For multi-volume or multi-part runs, pass the same URL list / @file
and the same -o. The checkpoint records the assembled source's
identity, so partial progress across multiple URLs is preserved.
Crash-test coverage
The crash-test harness in tests/test_crash_resume.rs runs 100
random kill points per format and asserts that the post-resume
output bytes are byte-identical to a clean run, every time. This
verifies the byte-identical guarantee.
Inspecting a checkpoint
The checkpoint blob is not human-readable. Its presence on disk is inspectable:
$ ls -la ./out.peel.part ./out.peel.ckpt
-rw-r--r-- 1 ag staff 10737418240 May 13 14:22 ./out.peel.part # logical size
-rw-r--r-- 1 ag staff 274432 May 13 14:22 ./out.peel.ckpt
# Physical size: what is actually on disk, after hole-punching
$ du -h ./out.peel.part
123M ./out.peel.part
du -h reports the physical size, which is the in-flight window.
The logical size (ls -la) is the full archive length.

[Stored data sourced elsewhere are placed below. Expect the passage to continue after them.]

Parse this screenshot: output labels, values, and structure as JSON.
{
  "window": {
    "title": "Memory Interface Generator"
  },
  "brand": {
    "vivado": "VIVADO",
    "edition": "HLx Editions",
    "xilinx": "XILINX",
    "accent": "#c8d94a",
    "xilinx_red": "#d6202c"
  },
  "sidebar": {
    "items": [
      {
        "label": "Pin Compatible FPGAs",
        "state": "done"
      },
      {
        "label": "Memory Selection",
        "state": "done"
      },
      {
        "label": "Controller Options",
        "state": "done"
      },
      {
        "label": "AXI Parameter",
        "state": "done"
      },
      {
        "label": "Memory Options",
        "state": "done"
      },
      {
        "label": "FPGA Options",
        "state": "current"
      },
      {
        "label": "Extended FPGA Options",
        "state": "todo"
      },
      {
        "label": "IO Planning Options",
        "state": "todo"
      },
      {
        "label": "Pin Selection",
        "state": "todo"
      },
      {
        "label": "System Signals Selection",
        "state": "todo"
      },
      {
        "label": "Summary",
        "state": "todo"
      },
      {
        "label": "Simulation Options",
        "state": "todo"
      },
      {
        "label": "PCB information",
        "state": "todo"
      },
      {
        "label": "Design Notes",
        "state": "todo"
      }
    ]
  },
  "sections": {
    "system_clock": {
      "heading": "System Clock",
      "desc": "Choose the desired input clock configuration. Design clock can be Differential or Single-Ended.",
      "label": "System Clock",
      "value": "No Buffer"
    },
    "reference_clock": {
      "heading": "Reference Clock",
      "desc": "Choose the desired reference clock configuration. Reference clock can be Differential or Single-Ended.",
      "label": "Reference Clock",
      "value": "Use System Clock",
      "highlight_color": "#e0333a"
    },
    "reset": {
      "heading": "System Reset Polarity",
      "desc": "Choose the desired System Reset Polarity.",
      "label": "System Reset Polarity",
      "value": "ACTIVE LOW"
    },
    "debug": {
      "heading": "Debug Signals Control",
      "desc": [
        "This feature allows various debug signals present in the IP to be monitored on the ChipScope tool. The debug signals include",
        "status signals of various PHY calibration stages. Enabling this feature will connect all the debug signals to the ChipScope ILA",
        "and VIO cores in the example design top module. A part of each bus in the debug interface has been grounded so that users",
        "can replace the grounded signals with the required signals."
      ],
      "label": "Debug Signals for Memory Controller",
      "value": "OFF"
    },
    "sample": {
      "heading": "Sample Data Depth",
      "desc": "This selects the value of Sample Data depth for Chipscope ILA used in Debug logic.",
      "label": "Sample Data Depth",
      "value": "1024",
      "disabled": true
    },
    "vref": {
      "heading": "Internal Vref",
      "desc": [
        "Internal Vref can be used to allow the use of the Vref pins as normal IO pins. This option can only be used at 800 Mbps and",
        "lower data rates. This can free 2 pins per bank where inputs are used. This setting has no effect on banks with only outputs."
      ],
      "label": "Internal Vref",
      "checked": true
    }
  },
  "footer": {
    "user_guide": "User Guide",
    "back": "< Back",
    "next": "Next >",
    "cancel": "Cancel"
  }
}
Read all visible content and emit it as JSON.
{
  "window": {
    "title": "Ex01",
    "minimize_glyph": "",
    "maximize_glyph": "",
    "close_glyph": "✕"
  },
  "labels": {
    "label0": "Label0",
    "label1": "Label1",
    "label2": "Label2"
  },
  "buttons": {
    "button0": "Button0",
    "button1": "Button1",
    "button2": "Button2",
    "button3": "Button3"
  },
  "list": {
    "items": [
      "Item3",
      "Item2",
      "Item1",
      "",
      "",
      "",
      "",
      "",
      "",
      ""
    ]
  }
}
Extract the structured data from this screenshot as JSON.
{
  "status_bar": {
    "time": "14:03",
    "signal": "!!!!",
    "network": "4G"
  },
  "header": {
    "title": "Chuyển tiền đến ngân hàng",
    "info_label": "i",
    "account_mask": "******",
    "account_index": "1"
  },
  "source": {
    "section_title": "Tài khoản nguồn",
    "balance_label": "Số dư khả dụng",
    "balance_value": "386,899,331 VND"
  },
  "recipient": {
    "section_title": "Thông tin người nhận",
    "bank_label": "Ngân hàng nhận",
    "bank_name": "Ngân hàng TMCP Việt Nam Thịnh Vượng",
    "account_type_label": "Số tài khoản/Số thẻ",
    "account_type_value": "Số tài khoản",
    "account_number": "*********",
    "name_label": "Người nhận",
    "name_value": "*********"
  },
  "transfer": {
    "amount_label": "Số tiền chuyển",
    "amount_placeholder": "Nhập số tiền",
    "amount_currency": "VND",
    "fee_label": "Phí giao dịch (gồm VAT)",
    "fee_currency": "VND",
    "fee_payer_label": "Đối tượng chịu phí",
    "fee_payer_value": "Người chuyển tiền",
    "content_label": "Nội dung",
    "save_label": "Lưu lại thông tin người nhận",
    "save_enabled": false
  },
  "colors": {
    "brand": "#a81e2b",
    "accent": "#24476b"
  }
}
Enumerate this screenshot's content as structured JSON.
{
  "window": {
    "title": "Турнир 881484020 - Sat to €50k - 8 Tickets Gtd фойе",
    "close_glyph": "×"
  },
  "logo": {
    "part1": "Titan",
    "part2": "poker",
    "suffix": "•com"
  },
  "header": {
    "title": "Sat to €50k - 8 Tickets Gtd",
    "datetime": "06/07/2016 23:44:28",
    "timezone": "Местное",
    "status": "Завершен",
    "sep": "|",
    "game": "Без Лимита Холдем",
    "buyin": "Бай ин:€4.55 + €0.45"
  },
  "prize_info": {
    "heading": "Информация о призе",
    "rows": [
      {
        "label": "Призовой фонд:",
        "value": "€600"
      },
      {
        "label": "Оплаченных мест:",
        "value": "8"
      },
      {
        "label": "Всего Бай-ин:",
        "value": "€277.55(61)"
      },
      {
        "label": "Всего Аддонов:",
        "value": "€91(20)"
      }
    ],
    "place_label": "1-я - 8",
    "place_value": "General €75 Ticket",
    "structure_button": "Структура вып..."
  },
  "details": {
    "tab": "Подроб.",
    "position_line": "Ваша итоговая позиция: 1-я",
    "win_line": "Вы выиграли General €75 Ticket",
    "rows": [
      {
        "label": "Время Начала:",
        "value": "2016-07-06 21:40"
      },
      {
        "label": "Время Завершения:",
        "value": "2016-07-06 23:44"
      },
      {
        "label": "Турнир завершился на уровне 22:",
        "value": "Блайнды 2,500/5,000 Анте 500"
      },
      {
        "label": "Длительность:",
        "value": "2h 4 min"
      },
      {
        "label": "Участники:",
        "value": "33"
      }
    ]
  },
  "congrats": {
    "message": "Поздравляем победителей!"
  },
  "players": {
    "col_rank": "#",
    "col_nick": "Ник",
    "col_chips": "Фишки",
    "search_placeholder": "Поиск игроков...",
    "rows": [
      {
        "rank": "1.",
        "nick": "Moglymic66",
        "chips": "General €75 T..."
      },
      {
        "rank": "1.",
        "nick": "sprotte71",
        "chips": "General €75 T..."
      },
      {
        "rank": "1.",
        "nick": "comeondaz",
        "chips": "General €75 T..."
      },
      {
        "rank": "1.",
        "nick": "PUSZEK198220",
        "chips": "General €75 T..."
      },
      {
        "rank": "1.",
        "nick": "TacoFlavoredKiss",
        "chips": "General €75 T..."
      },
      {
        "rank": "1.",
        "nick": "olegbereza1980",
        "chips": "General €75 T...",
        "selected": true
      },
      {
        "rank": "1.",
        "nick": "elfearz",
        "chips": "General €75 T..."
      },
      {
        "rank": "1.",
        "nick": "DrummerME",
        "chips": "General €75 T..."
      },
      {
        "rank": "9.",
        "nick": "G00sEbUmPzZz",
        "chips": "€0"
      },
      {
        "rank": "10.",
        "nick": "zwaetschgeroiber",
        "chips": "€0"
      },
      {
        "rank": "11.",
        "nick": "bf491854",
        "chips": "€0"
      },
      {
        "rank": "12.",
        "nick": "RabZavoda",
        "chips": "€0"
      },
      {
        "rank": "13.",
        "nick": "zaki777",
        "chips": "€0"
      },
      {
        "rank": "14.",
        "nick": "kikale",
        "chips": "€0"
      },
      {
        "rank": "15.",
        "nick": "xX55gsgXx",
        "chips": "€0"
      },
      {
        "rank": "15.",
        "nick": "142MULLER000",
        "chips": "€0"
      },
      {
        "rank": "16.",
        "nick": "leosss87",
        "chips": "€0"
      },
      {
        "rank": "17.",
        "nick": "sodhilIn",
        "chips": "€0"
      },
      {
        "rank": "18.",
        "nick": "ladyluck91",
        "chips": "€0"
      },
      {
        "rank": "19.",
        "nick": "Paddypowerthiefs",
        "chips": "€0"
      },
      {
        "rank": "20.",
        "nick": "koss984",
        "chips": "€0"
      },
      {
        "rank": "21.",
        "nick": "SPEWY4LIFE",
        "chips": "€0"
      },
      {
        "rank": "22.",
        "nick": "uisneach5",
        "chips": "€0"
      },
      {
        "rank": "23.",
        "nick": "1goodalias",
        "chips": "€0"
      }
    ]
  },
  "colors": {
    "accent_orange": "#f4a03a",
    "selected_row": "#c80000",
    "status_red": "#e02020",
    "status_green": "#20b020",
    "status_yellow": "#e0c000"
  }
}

RUST_LOG=debug peel … logs checkpoint writes as they happen:
DEBUG checkpoint write: bytes_since_last=8.0MiB seconds_since_last=2.1
DEBUG checkpoint write: bytes_since_last=8.0MiB seconds_since_last=2.0
Tuning checkpoint cadence
The defaults work well across the bench grid. Reasons to tune:
| Goal | Flag | Direction |
|---|---|---|
Fewer fsyncs on slow disks | --checkpoint-min-bytes | Larger (e.g. 64 MiB) |
| Tighter resume granularity for very long runs | --checkpoint-min-secs | Smaller (e.g. 1 s) |
| Steady cadence under highly variable network | --checkpoint-target-secs | Smaller (e.g. 0.1 s) |
| Disable rate-aware scaling for reproducibility | --checkpoint-target-secs | 0 |
A more aggressive cadence trades extra fsync syscalls for
finer-grained resume: less work lost on a kill -9, more CPU and
IO during normal operation.
When resume can't help
A few scenarios fall outside the byte-identical-resume guarantee:
- The source disappeared between runs. Sidecars stay on disk until removed; the next run fails at the HEAD probe with a clear error.
- The output directory was partially modified by hand.
peeldoes not re-verify already-extracted files. If this is suspected, delete the output and the sidecars and start over. - The checkpoint format is from an incompatible
peelversion. Delete the.peel.ckptto start fresh from the part-file (the part-file's chunks are still individually verifiable via the inline fingerprints), or delete both sidecars to start completely from scratch. - Non-destructive local extraction.
peel ./file.tar.zst(no-d) is a one-pass run with no checkpoint. The source remains intact on kill, so re-run.